LES ECHANGES – cours TSTMG

Définition :

Il y a échange quand on cède quelque chose à quelqu’un contre une contrepartie équivalente.

On peut échanger des biens, des services, des symboles, de l’argent. On peut cependant distinguer les échanges marchands des autres formes d’échanges qui n’impliquent pas forcément un calcul. Ces échanges peuvent être caractérisés comme purement symboliques: lorsque l’on échange des signes, des idées, des serments, personne ne cède ce qu’il possède, et tout le monde y gagne.

Contraire de l’échange : vol ; don ?

Que peut-on échanger ? Objets, monnaie, services, signes, paroles, politesse…

Formes de l’échange : troc, commerce, dialogue, (don ?)…

 

Les échanges sont-ils toujours intéressés ?

Introduction

Les échanges sont très présents dans la vie des hommes, nous échangeons constamment : des biens, des services, de l’argent… Dans ces cas là, nous calculons, nous souhaitons faire de bonnes affaires et servir notre intérêt. Mais nous échangeons aussi des cadeaux, des poignées de mains, des paroles, des sourires…
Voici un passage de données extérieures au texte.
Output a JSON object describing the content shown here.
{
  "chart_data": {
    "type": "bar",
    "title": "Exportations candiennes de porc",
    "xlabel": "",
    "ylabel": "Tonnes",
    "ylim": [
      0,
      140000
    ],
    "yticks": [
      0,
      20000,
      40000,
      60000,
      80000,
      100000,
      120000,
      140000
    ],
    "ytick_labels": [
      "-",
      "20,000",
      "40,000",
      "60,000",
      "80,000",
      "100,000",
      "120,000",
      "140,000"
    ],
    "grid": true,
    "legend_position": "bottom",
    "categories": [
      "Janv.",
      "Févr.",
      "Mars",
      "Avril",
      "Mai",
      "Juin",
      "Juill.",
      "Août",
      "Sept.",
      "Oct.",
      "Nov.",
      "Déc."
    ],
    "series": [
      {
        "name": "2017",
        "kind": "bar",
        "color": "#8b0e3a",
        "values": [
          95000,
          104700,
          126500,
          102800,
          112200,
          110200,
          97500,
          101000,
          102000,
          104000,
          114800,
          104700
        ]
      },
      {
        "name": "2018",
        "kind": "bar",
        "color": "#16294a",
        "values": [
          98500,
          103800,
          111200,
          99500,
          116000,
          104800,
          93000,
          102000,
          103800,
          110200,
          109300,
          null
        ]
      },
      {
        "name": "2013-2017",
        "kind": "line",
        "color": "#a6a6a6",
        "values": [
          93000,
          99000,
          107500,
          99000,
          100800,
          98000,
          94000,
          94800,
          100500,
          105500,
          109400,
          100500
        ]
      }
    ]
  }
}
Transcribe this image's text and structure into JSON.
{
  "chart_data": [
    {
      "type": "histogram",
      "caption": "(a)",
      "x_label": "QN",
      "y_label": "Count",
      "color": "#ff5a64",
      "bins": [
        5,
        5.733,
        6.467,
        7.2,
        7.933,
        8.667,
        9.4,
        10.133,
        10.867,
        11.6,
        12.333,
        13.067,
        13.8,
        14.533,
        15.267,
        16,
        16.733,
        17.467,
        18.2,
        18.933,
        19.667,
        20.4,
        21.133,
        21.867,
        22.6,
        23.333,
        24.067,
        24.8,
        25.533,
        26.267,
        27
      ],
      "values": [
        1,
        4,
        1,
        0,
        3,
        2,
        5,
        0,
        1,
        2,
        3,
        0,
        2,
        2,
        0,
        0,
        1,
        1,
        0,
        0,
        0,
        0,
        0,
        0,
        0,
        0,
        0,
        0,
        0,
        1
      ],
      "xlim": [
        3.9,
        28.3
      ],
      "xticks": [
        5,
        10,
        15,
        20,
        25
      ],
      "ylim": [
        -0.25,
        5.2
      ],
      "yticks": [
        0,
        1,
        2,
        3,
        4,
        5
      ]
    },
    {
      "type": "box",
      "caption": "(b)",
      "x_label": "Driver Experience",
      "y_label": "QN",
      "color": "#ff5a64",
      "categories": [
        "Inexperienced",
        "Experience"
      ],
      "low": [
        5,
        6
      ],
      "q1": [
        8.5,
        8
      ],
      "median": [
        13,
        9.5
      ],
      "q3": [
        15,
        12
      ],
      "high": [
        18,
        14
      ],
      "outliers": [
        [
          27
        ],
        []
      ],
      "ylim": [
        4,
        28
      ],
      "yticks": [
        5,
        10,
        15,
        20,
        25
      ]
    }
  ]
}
Les échanges non monétaires semblent a priori moins égoïstes, mais est-ce vraiment le cas ? Les échanges ne sont-ils pas toujours d’une manière ou d’une autre au service de notre intérêt propre ?

Nous verrons dans un premier temps que l’homme ne peut vivre en société sans échanger. Cela semblerait indiquer que nous avons avec autrui un lien purement utilitaire. Cependant nous verrons dans un second temps que ce qui lie la société n’est pas seulement l’intérêt, et que nos échanges peuvent être parfois désintéressés. Nous verrons enfin ce qui échappe par définition à tout échange, ce que l’on ne peut échanger car ces êtres ont une valeur absolue. Ils échappent donc aux échanges marchands.

 

I- L’égoïsme est le moteur de l’échange

A- L’intérêt personnel est constitutif de l’échange 

Il apparaît logique de penser que si l’on accepte de se défaire de quelque chose que l’on possède, c’est parce que nous avons besoin ou envie de ce que l’on va obtenir en retour. Donc les échanges semblent être de fait intéressés dans le sens où c’est l’intérêt qui fait qu’on accepte de perdre ce qu’on a en échange de ce que l’on n’a pas. On cède quelque chose qui a n’a pas ou peu de valeur pour nous puisque nous le donnons, contre quelque chose qui en a beaucoup pour nous, mais qui n’en a pas pour autrui. Ainsi chacun fait une bonne affaire, ou du moins il le croit. Ainsi fonctionne le troc, qui est un échange sans médiation symbolique, de gré à gré.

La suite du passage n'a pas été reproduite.